西村賢太にはなれない。
西村賢太にはなれない。
そういうことを目指していた。
そうすることを企んでいた。
私小説のような試みだ。
彼の本を読む以前に、川端康成をはじめとした文豪たちや、オーストラリアの写真家、Nirrmi FirebraceのブログやSNS運営を見て、同じようなことができると思っていた。
自分も彼らに引けを劣らない体験や、経験があって、なおかつそれを上手く「読み物」として完成させる、確信のようなものがあったからだ。
実際は違った。
自分の意図しないところで、自分の意図しない場所を覗かれるという現象について、なんの考えも持っていなかった。

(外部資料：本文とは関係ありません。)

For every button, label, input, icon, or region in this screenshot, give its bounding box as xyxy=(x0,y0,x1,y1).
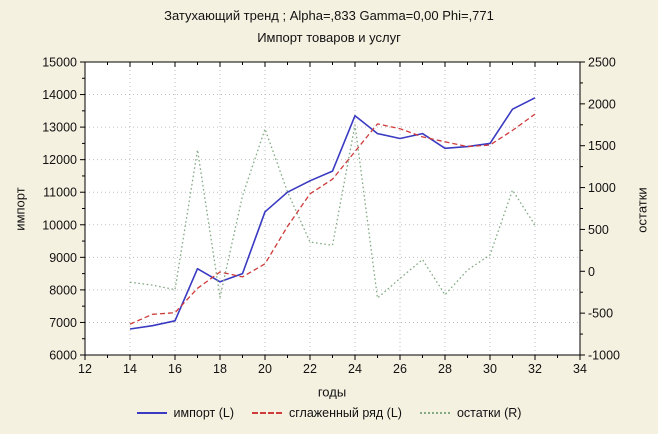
x-tick-label: 28 xyxy=(438,362,452,376)
x-tick-label: 20 xyxy=(258,362,272,376)
y-left-tick-label: 9000 xyxy=(49,251,77,265)
x-tick-label: 18 xyxy=(213,362,227,376)
plot-background xyxy=(85,62,580,355)
x-tick-label: 12 xyxy=(78,362,92,376)
x-tick-label: 30 xyxy=(483,362,497,376)
y-left-tick-label: 13000 xyxy=(42,121,77,135)
legend-line-sample-residuals xyxy=(419,412,450,414)
x-tick-label: 22 xyxy=(303,362,317,376)
legend-line-sample-smoothed xyxy=(252,412,282,414)
x-axis-title: годы xyxy=(317,384,347,400)
y-left-tick-label: 6000 xyxy=(49,349,77,363)
y-left-tick-label: 8000 xyxy=(49,283,77,297)
y-right-tick-label: 2000 xyxy=(588,97,616,111)
x-tick-label: 24 xyxy=(348,362,362,376)
series-line-0 xyxy=(129,97,536,330)
legend-item-import: импорт (L) xyxy=(136,406,234,420)
y-right-tick-label: 0 xyxy=(588,265,595,279)
right-axis-title: остатки xyxy=(634,187,650,233)
y-right-tick-label: 1000 xyxy=(588,181,616,195)
legend: импорт (L) сглаженный ряд (L) остатки (R… xyxy=(0,406,658,420)
y-left-tick-label: 14000 xyxy=(42,88,77,102)
x-tick-label: 32 xyxy=(528,362,542,376)
y-left-tick-label: 7000 xyxy=(49,316,77,330)
legend-label-residuals: остатки (R) xyxy=(456,406,522,420)
y-right-tick-label: 2500 xyxy=(588,56,616,70)
x-tick-label: 26 xyxy=(393,362,407,376)
y-right-tick-label: 1500 xyxy=(588,139,616,153)
y-right-tick-label: 500 xyxy=(588,223,609,237)
chart-subtitle: Импорт товаров и услуг xyxy=(257,30,401,45)
left-axis-title: импорт xyxy=(12,187,28,231)
y-left-tick-label: 12000 xyxy=(42,153,77,167)
y-left-tick-label: 11000 xyxy=(43,186,77,200)
chart-title: Затухающий тренд ; Alpha=,833 Gamma=0,00… xyxy=(164,8,494,23)
y-right-tick-label: -500 xyxy=(588,307,613,321)
y-right-tick-label: -1000 xyxy=(588,349,620,363)
legend-line-sample-import xyxy=(136,412,167,414)
legend-label-import: импорт (L) xyxy=(173,406,234,420)
series-line-1 xyxy=(129,113,536,325)
legend-item-smoothed: сглаженный ряд (L) xyxy=(252,406,402,420)
legend-label-smoothed: сглаженный ряд (L) xyxy=(289,406,402,420)
legend-item-residuals: остатки (R) xyxy=(419,406,522,420)
x-tick-label: 16 xyxy=(168,362,182,376)
x-tick-label: 34 xyxy=(573,362,587,376)
x-tick-label: 14 xyxy=(123,362,137,376)
y-left-tick-label: 10000 xyxy=(42,218,77,232)
y-left-tick-label: 15000 xyxy=(42,56,77,70)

よく考えなくても、こんなことは誰にだって思い当たることだろう。
例えば、人に住所を教えるようなときだ。
相手の氏名、住所、職業、人柄を知ってなお、相手が信用するに値する人物だと確信できるような場面にやっと教えられるような情報。
彼らのようになるというのは、ある意味では、自分の心の住所を不特定多数の人々に晒すことなのだ。
別にこんな風に真実めいた書き方をしなくても、こんな問題は一番初めの、この企みが頭のなかを横切ったときから意識しているべきことだったのだ。
一応、これについてまったくの懸念や関心をもっていなかったわけではない。
懸念や関心を持ちつつも、結局は、燃え盛る火の輪を、無傷でくぐるか、火傷を負いながらくぐるかの違いに思われたのだ。